Consolidation has stayed active through mid-2026. Becker's Hospital Review tallied 18 hospital M&A transactions finalized so far this year. 9
The biggest deal to close this week: Ascension completed its acquisition of AMSURG, the ambulatory surgery center operator with approximately 300 locations. The deal, valued at roughly $3.9 billion, marks a deliberate pivot by the Catholic health system toward outpatient and ambulatory care. 10
Other notable closings from the Becker's tracker include:
  • Lifepoint Health acquired eight community hospitals from ScionHealth across six states on June 2, extending its community hospital footprint. 9
  • Freeman Health System (Missouri) paid $110 million for four Arkansas hospitals from Community Health Systems, marking CHS's exit from Arkansas. 9
  • Humana announced an agreement to divest its minority stake in Gentiva, the nation's largest end-of-life care provider, valuing its interest at approximately $900 million. The deal is expected to close in Q3 2026 pending regulatory approval. Humana acquired the stake through its 2021 Kindred at Home purchase and has been shedding non-core assets since. 11
A depiction of hospital M&A activity, stethoscope on financial charts
Hospital M&A activity shows no signs of slowing in 2026. 9

Patient health tip

Prediabetes affects millions of children — and a free tool can now help catch it early.

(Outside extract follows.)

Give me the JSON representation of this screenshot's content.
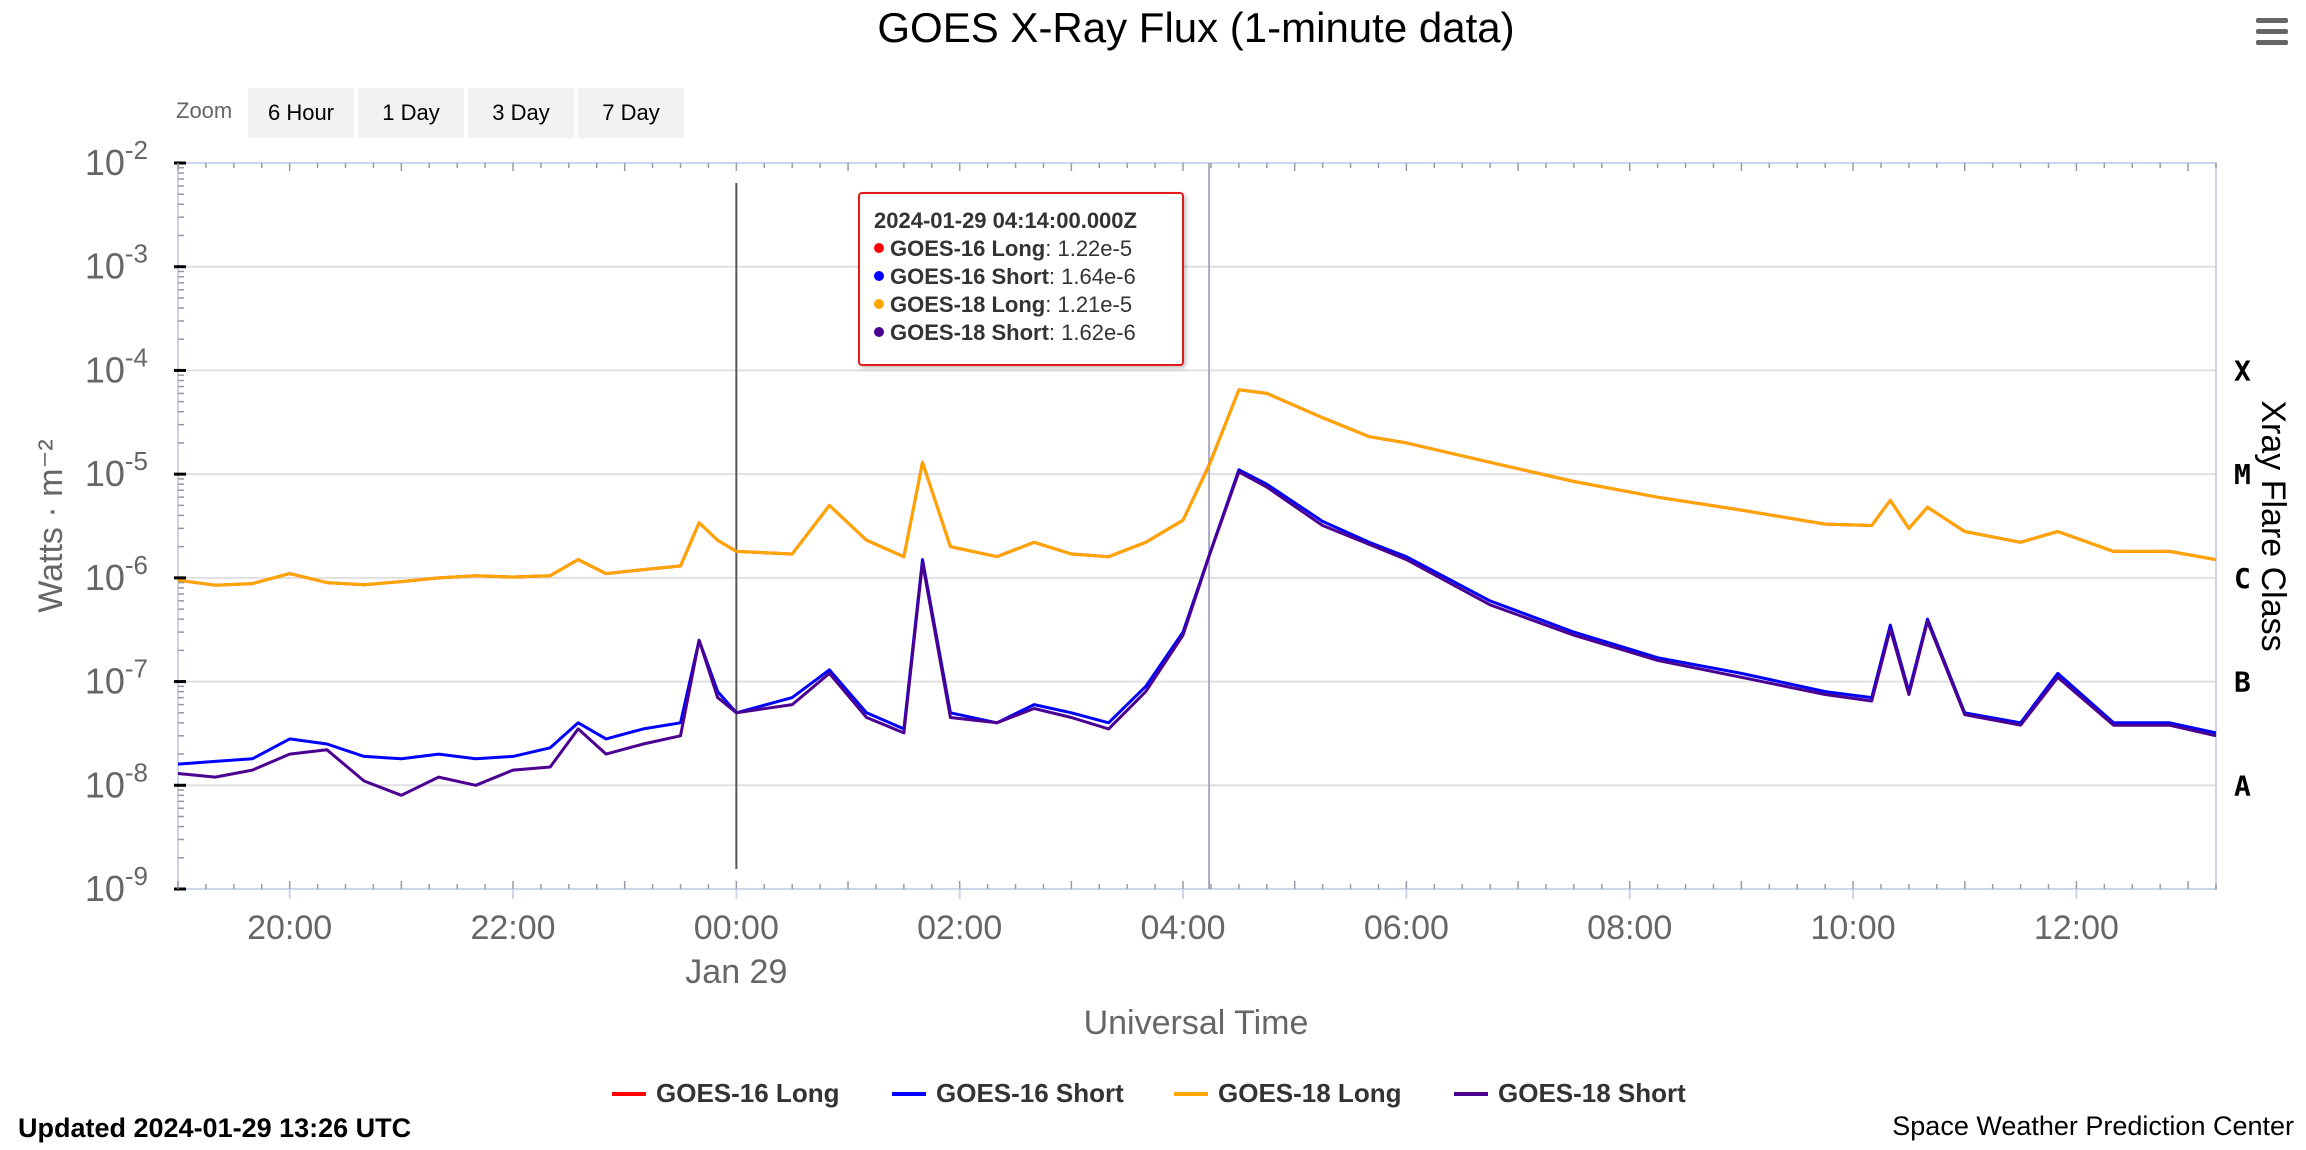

The FDA's clearance of the Dexcom Stelo CGM for kids as young as two underscores a growing concern: prediabetes is increasingly common in children, even those who aren't using insulin. The American Diabetes Association recommends that children ages 10 and up (or after puberty onset) with overweight and at least one additional risk factor—such as a family history of Type 2 diabetes, a diagnosis of high blood pressure, or a sedentary lifestyle—be screened for prediabetes. 4
The screening is a simple fasting blood glucose or A1C test ordered by a pediatrician. Catching prediabetes early—before it progresses—gives children and families the opportunity to reverse course through diet and exercise changes before medication becomes necessary.
What to ask at the next well-child visit: "Should my child be screened for prediabetes?"